In Humanly Possible Sarah Bakewell asks what humanism is and why it has flourished for so long. By introducing us to the adventurous lives and ideas of famous humanists through 700 years of history, she shows how the humanist values that helped steer us through dark times in the past are just as urgently needed in our world today.

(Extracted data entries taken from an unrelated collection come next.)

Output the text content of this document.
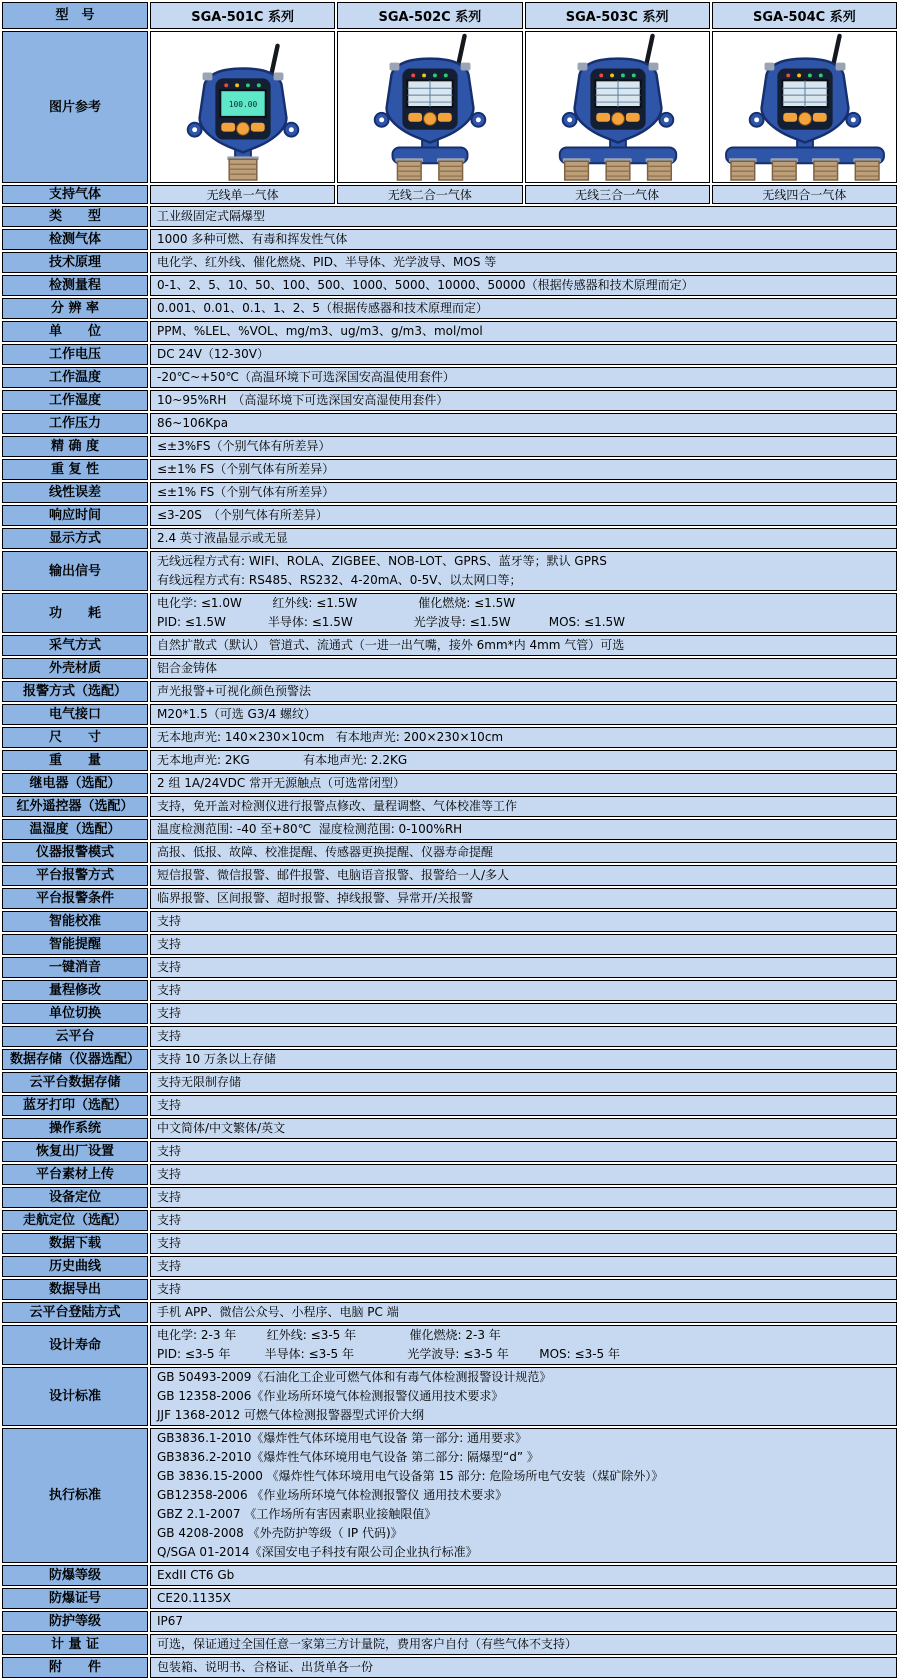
型　号	SGA-501C 系列	SGA-502C 系列	SGA-503C 系列	SGA-504C 系列
图片参考	100.00

支持气体	无线单一气体	无线二合一气体	无线三合一气体	无线四合一气体
类　　型	工业级固定式隔爆型			

检测气体	1000 多种可燃、有毒和挥发性气体			

技术原理	电化学、红外线、催化燃烧、PID、半导体、光学波导、MOS 等			

检测量程	0-1、2、5、10、50、100、500、1000、5000、10000、50000（根据传感器和技术原理而定）			

分 辨 率	0.001、0.01、0.1、1、2、5（根据传感器和技术原理而定）			

单　　位	PPM、%LEL、%VOL、mg/m3、ug/m3、g/m3、mol/mol			

工作电压	DC 24V（12-30V）			

工作温度	-20℃~+50℃（高温环境下可选深国安高温使用套件）			

工作湿度	10~95%RH　（高湿环境下可选深国安高湿使用套件）			

工作压力	86~106Kpa			

精 确 度	≤±3%FS（个别气体有所差异）			

重 复 性	≤±1% FS（个别气体有所差异）			

线性误差	≤±1% FS（个别气体有所差异）			

响应时间	≤3-20S　（个别气体有所差异）			

显示方式	2.4 英寸液晶显示或无显			

输出信号	无线远程方式有: WIFI、ROLA、ZIGBEE、NOB-LOT、GPRS、蓝牙等；默认 GPRS
有线远程方式有: RS485、RS232、4-20mA、0-5V、以太网口等；			

功　　耗	电化学: ≤1.0W        红外线: ≤1.5W                催化燃烧: ≤1.5W
PID: ≤1.5W           半导体: ≤1.5W                光学波导: ≤1.5W          MOS: ≤1.5W			

采气方式	自然扩散式（默认） 管道式、流通式（一进一出气嘴，接外 6mm*内 4mm 气管）可选			

外壳材质	铝合金铸体			

报警方式（选配）	声光报警+可视化颜色预警法			

电气接口	M20*1.5（可选 G3/4 螺纹）			

尺　　寸	无本地声光: 140×230×10cm   有本地声光: 200×230×10cm			

重　　量	无本地声光: 2KG              有本地声光: 2.2KG			

继电器（选配）	2 组 1A/24VDC 常开无源触点（可选常闭型）			

红外遥控器（选配）	支持，免开盖对检测仪进行报警点修改、量程调整、气体校准等工作			

温湿度（选配）	温度检测范围: -40 至+80℃  湿度检测范围: 0-100%RH			

仪器报警模式	高报、低报、故障、校准提醒、传感器更换提醒、仪器寿命提醒			

平台报警方式	短信报警、微信报警、邮件报警、电脑语音报警、报警给一人/多人			

平台报警条件	临界报警、区间报警、超时报警、掉线报警、异常开/关报警			

智能校准	支持			

智能提醒	支持			

一键消音	支持			

量程修改	支持			

单位切换	支持			

云平台	支持			

数据存储（仪器选配）	支持 10 万条以上存储			

云平台数据存储	支持无限制存储			

蓝牙打印（选配）	支持			

操作系统	中文简体/中文繁体/英文			

恢复出厂设置	支持			

平台素材上传	支持			

设备定位	支持			

走航定位（选配）	支持			

数据下载	支持			

历史曲线	支持			

数据导出	支持			

云平台登陆方式	手机 APP、微信公众号、小程序、电脑 PC 端			

设计寿命	电化学: 2-3 年        红外线: ≤3-5 年              催化燃烧: 2-3 年
PID: ≤3-5 年         半导体: ≤3-5 年              光学波导: ≤3-5 年        MOS: ≤3-5 年			

设计标准	GB 50493-2009《石油化工企业可燃气体和有毒气体检测报警设计规范》
GB 12358-2006《作业场所环境气体检测报警仪通用技术要求》
JJF 1368-2012 可燃气体检测报警器型式评价大纲			

执行标准	
GB3836.1-2010《爆炸性气体环境用电气设备 第一部分: 通用要求》
GB3836.2-2010《爆炸性气体环境用电气设备 第二部分: 隔爆型“d” 》
GB 3836.15-2000 《爆炸性气体环境用电气设备第 15 部分: 危险场所电气安装（煤矿除外）》
GB12358-2006 《作业场所环境气体检测报警仪 通用技术要求》
GBZ 2.1-2007 《工作场所有害因素职业接触限值》
GB 4208-2008 《外壳防护等级（ IP 代码)》
Q/SGA 01-2014《深国安电子科技有限公司企业执行标准》

防爆等级	ExdII CT6 Gb			

防爆证号	CE20.1135X			

防护等级	IP67			

计 量 证	可选，保证通过全国任意一家第三方计量院，费用客户自付（有些气体不支持）			

附　　件	包装箱、说明书、合格证、出货单各一份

‘An epic, spine-tingling and persuasive work of history’ Daily Telegraph

‘As she romps through the centuries, readers will feel assured that they are in the company of a gifted guide’ The Economist

Reviews

  • In this exhilarating handbook Sarah Bakewell explains that a humanist philosopher is one who puts the whole living person at the centre of things . . . Bakewell finishes this bracing book by urging us to draw inspiration from these earlier men and women as we try hard to live bravely and humanly in what sometimes seems like an aridly abstract and loveless world
    Kathryn Hughes, Sunday Times

About the author

Sarah Bakewell

Sarah Bakewell had a wandering childhood, growing up on the "hippie trail" through Asia and in Australia. She studied philosophy at the University of Essex, and worked for many years as a curator of early printed books at the Wellcome Library, London, before becoming a full-time writer. Her books include How to Live: a life of Montaigne, which won the Duff Cooper Prize and the US National Book Critics Circle Prize, and At the Existentialist Café, a New York Times Ten Best Books of 2016. She was also among the winners of the 2018 Windham-Campbell Literature Prize. She still has a tendency to wander, but is mostly to be found either in London or in Italy with her wife and their family of dogs and chickens.